Expected and O/E calculations

The following steps assume that you ran the fanc auto command in Example analysis. Additionally, we set up the Python session like this:

import fanc
import matplotlib.pyplot as plt
import fanc.plotting as fancplot

hic_500kb = fanc.load("output/hic/binned/fanc_example_500kb.hic")

If you want to try the tutorial with an equivalent Cooler file, load the Hi-C file like this instead:

hic_500kb = fanc.load("architecture/other-hic/fanc_example.mcool@500kb")

or like this if you want to work with a Juicer file built from the same data:

hic_500kb = fanc.load("architecture/other-hic/fanc_example.juicer.hic@500kb")

Note that there may be minor differences in the results due to the “zooming” and balancing applied by the different tools.

RegionMatrixContainer objects (see here) have a builtin function to calculate expected values from existing matrix data called expected_values(). This function calculates and returns intra-chromosomal, intra-chromosomal per chromosome, and inter-chromosomal expected values.

intra_expected, intra_expected_chromosome, inter_expected = hic_500kb.expected_values()

Here, intra_expected is a list of average (/expected) contact values, where the position of the value in the list corresponds to the separation between genomic regions in bins. intra_expected_chromosome is a dictionary with chromosome names as keys, and an expected value list as value calculated on a per-chromosome basis. inter_expected is a single, average inter-chromosomal contact value.

The expected values are typically plotted on a log-log scale, as illustrated here using chromosome 19:

# obtain bin distances
bin_size = hic_500kb.bin_size
distance = list(range(0, bin_size * len(intra_expected_chromosome['chr19']), bin_size))

# plot expected values
fig, ax = plt.subplots()
plt.plot(distance, intra_expected_chromosome['chr19'])
ax.set_xscale('log')
ax.set_yscale('log')
ax.set_xlabel("Distance")
ax.set_ylabel("Average contacts")
plt.show()
../../_images/oe_500kb.png

FAN-C also has a built-in function for plotting the expected values, distance_decay_plot(). Additional named arguments are passed on to ax.plot, for example to change the line color. The function returns a matplotlib axes object, which can then be further customised:

ax = fancplot.distance_decay_plot(hic_500kb, chromosome='chr18', color='mediumturquoise')
../../_images/oe_500kb_builtin.png

To compare the expected values of multiple samples, just provide multiple Hic objects:

lowc_hindiii = fanc.load("architecture/other-hic-update/lowc_hindiii_100k_1mb.hic")
lowc_mboi = fanc.load("architecture/other-hic-update/lowc_mboi_100k_1mb.hic")
ax = fancplot.distance_decay_plot(lowc_hindiii, lowc_mboi, chromosome='chr1',
                                  labels=['HindIII', 'MboI'])
../../_images/oe_500kb_multi.png

Note: as Hi-C matrices are normalised on a per-chromosome basis in FAN-C by default, it would be misleading to plot the overall normalised intra-chromosomal expected values, or to use them for downstream analysis. We can, however, also calculate the unnormalised expected values easily enough.

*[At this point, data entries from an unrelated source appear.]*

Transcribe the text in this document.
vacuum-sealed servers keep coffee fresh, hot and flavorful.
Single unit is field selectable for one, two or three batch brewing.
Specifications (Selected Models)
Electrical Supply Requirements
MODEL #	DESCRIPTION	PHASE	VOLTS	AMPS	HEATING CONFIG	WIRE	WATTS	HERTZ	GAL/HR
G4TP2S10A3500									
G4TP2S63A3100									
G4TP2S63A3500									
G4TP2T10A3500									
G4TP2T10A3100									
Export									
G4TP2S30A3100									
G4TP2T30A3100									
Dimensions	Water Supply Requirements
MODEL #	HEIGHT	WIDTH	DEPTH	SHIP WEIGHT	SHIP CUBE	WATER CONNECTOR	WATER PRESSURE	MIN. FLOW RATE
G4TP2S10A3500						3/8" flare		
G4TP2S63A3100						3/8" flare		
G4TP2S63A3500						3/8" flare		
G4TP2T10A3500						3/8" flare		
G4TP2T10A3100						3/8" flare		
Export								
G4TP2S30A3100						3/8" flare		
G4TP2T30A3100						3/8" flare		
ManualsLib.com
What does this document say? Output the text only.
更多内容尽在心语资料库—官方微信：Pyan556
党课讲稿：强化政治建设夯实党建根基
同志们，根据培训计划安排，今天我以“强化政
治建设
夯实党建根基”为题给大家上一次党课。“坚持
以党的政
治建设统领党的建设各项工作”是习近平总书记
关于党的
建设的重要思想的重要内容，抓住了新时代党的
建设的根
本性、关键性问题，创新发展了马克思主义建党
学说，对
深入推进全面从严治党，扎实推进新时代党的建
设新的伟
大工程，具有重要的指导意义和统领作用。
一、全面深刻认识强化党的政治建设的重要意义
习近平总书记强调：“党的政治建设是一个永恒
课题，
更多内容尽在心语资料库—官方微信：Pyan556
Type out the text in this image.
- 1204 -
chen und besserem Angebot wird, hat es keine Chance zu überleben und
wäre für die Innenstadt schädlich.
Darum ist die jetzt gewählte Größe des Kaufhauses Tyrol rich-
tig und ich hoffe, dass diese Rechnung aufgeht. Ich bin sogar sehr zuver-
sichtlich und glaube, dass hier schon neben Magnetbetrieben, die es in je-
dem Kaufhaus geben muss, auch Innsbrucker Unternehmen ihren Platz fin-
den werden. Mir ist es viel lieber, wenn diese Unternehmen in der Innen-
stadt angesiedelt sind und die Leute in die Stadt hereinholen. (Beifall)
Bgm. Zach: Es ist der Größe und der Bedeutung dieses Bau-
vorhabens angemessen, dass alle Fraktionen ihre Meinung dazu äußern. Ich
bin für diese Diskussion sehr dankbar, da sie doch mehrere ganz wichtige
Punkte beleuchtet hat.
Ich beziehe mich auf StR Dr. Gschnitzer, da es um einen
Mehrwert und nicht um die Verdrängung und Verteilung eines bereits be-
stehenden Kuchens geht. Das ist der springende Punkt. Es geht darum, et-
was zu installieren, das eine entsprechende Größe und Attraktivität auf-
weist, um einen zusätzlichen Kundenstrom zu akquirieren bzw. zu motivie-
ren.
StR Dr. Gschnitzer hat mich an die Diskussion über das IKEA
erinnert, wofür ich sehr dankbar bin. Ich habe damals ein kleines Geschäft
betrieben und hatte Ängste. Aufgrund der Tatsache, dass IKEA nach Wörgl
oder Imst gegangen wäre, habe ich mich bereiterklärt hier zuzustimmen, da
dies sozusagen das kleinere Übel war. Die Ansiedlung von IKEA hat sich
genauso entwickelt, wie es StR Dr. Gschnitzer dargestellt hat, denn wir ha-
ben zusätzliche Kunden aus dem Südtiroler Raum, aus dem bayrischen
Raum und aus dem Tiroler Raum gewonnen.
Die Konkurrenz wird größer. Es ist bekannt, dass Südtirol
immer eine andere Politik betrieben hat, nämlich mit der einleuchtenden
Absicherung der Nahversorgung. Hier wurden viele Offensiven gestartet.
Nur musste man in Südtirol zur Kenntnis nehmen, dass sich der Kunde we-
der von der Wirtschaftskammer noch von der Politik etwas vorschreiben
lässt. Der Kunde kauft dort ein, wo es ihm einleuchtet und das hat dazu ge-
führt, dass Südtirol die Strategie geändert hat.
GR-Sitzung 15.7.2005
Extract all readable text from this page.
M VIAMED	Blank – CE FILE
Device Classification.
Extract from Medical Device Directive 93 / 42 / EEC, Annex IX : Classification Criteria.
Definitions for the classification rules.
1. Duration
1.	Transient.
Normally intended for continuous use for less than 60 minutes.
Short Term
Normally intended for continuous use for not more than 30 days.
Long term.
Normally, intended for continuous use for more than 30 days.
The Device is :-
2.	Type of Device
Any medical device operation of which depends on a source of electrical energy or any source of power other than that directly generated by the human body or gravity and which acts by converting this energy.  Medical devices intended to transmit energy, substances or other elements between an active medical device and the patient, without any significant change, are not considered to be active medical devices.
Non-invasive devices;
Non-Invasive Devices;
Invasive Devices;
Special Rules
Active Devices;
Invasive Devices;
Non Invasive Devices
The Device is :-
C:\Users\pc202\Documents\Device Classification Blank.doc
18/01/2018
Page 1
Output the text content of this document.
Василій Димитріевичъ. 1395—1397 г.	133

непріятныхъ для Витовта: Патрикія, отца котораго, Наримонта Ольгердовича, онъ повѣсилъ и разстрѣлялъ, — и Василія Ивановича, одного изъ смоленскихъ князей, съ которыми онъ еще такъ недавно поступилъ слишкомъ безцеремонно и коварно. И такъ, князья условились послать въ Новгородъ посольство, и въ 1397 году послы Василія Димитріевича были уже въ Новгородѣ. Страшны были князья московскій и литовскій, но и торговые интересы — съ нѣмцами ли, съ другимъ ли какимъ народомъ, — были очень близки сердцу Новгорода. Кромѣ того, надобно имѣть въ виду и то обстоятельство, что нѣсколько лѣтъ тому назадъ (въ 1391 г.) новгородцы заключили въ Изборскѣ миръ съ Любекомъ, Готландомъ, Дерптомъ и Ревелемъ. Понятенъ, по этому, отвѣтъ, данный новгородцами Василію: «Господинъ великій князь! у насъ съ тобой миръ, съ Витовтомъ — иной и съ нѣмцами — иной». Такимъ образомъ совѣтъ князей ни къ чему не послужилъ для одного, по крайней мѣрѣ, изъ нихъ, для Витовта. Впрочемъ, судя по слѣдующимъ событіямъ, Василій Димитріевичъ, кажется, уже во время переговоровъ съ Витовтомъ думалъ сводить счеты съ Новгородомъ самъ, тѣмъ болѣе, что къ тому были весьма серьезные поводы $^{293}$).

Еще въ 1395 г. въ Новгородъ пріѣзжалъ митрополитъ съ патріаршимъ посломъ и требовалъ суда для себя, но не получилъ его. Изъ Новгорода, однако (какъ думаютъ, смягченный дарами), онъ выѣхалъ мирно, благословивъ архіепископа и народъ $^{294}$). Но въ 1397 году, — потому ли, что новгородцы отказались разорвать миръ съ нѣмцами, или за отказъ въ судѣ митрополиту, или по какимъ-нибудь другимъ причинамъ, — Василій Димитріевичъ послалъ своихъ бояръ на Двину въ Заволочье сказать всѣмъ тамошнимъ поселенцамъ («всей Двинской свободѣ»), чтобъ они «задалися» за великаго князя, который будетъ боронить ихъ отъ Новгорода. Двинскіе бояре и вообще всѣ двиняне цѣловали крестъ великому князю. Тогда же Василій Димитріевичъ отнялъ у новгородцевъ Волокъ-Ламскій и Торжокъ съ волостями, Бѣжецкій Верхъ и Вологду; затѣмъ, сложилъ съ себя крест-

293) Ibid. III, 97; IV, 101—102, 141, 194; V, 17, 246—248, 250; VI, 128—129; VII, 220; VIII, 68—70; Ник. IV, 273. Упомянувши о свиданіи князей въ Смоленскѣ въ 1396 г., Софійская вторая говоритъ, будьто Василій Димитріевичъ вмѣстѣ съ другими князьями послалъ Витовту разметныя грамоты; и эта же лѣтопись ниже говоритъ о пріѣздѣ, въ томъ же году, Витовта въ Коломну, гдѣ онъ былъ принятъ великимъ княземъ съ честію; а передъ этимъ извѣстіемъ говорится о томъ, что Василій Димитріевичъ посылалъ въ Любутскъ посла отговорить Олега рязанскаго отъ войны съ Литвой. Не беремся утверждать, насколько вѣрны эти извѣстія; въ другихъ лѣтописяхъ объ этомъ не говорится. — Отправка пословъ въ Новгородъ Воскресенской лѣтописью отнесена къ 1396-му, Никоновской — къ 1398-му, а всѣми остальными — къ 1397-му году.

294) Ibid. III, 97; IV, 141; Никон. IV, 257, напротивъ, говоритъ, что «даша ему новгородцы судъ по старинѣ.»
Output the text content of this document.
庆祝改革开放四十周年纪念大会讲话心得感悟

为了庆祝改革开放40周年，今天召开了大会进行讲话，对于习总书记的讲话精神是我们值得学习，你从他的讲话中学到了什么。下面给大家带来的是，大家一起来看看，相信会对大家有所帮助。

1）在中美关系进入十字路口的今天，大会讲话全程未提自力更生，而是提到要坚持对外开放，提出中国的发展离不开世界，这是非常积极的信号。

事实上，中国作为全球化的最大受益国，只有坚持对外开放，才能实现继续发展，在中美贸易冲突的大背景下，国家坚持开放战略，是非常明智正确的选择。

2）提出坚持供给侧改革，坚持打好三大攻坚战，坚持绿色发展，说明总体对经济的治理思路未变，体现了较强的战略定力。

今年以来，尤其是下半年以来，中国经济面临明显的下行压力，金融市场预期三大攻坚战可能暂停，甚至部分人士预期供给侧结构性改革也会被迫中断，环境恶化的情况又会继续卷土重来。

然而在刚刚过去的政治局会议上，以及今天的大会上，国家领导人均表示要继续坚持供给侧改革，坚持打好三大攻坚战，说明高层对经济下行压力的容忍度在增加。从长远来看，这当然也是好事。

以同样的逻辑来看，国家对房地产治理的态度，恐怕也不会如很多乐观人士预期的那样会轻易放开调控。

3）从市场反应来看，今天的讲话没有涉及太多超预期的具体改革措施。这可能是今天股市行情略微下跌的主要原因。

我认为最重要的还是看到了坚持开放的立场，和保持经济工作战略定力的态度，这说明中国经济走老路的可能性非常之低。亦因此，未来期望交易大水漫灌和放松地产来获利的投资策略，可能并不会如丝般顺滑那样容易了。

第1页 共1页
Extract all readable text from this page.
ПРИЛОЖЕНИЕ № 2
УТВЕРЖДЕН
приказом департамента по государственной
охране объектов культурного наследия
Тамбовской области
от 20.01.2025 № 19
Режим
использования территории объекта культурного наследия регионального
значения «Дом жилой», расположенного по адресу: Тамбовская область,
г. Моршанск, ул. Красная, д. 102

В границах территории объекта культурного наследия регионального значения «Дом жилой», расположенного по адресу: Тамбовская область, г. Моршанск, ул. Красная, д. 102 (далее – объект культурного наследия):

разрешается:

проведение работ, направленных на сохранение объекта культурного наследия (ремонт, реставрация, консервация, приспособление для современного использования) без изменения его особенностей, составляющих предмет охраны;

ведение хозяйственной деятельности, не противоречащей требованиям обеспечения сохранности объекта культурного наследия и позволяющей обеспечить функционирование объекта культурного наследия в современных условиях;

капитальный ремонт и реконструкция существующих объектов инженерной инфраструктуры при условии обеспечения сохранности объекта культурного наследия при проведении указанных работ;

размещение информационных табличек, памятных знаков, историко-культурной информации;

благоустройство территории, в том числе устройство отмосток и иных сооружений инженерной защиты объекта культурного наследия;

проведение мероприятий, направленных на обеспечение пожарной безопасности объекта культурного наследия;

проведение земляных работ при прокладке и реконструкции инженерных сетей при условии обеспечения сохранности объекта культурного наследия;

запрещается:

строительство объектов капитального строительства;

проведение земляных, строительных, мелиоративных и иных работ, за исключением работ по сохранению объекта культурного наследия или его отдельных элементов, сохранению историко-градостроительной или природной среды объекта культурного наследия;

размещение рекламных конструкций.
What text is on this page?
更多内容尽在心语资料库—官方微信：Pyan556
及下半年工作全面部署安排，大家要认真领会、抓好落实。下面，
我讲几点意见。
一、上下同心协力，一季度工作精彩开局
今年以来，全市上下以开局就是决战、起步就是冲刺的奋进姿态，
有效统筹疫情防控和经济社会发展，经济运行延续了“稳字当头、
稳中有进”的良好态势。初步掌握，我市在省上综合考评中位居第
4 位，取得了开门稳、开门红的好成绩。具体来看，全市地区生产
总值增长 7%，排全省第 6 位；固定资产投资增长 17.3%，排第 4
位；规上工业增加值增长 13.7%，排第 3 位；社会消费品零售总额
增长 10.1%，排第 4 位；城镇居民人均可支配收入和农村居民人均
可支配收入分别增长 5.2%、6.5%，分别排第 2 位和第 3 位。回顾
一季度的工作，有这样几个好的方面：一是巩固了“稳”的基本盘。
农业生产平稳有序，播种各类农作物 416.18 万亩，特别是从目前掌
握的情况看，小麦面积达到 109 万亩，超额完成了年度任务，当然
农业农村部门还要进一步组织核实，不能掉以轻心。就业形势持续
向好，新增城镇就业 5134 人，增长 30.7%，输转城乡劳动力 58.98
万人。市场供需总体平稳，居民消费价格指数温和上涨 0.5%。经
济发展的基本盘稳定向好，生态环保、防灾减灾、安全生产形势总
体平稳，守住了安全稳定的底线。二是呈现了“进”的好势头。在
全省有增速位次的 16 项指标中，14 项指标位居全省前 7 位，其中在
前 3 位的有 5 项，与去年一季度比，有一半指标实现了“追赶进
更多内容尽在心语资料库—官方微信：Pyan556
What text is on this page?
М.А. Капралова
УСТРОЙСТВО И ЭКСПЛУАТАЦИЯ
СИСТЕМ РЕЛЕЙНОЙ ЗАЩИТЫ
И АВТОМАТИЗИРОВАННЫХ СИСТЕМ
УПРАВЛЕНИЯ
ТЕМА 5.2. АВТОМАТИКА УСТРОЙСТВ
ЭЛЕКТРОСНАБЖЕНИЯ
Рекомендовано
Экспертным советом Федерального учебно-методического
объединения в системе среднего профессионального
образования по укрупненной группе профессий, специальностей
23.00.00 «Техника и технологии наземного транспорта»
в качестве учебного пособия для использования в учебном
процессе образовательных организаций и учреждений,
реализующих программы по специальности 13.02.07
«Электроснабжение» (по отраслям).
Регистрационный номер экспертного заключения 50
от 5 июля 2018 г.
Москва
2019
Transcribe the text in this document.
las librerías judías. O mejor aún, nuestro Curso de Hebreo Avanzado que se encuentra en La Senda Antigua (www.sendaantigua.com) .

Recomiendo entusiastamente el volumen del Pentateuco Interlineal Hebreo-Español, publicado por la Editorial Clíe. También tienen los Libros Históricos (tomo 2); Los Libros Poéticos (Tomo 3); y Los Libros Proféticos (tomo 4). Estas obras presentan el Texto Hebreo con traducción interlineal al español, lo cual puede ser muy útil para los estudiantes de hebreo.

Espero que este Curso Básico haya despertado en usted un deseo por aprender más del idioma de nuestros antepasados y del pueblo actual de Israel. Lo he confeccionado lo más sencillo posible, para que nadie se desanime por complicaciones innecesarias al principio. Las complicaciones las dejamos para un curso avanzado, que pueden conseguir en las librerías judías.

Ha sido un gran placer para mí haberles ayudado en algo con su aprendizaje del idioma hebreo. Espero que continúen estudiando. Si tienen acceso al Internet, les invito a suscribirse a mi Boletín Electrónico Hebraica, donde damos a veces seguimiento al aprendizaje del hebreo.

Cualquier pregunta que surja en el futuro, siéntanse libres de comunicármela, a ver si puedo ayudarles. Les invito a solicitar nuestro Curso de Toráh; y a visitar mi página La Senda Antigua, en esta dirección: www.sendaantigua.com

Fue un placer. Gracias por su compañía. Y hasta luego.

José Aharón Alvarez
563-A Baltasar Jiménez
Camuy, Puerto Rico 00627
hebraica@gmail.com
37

intra_expected_nonorm, intra_expected_chromosome_nonorm, inter_expected_nonorm = hic_500kb.expected_values(norm=False)

# obtain bin distances
bin_size = hic_500kb.bin_size
distance = list(range(0, bin_size * len(intra_expected_nonorm), bin_size))

# plot expected values
fig, ax = plt.subplots()
plt.plot(distance, intra_expected_nonorm)
ax.set_xscale('log')
ax.set_yscale('log')
ax.set_xlabel("Distance")
ax.set_ylabel("Average contacts (not normalised)")
plt.show()
../../_images/oe_500kb_nonorm.png

If you are simply interested in plotting the unnormalised values, you can use

ax = fancplot.distance_decay_plot(hic_500kb, norm=False)
../../_images/oe_500kb_builtinnonorm.png

Expected values rarely need to be calculated explicitly in FAN-C analysis functions, but will be calculated (or retrieved) on demand whenever necessary. To obtain observed/expected matrices, for example, please refer to RegionMatrixContainer.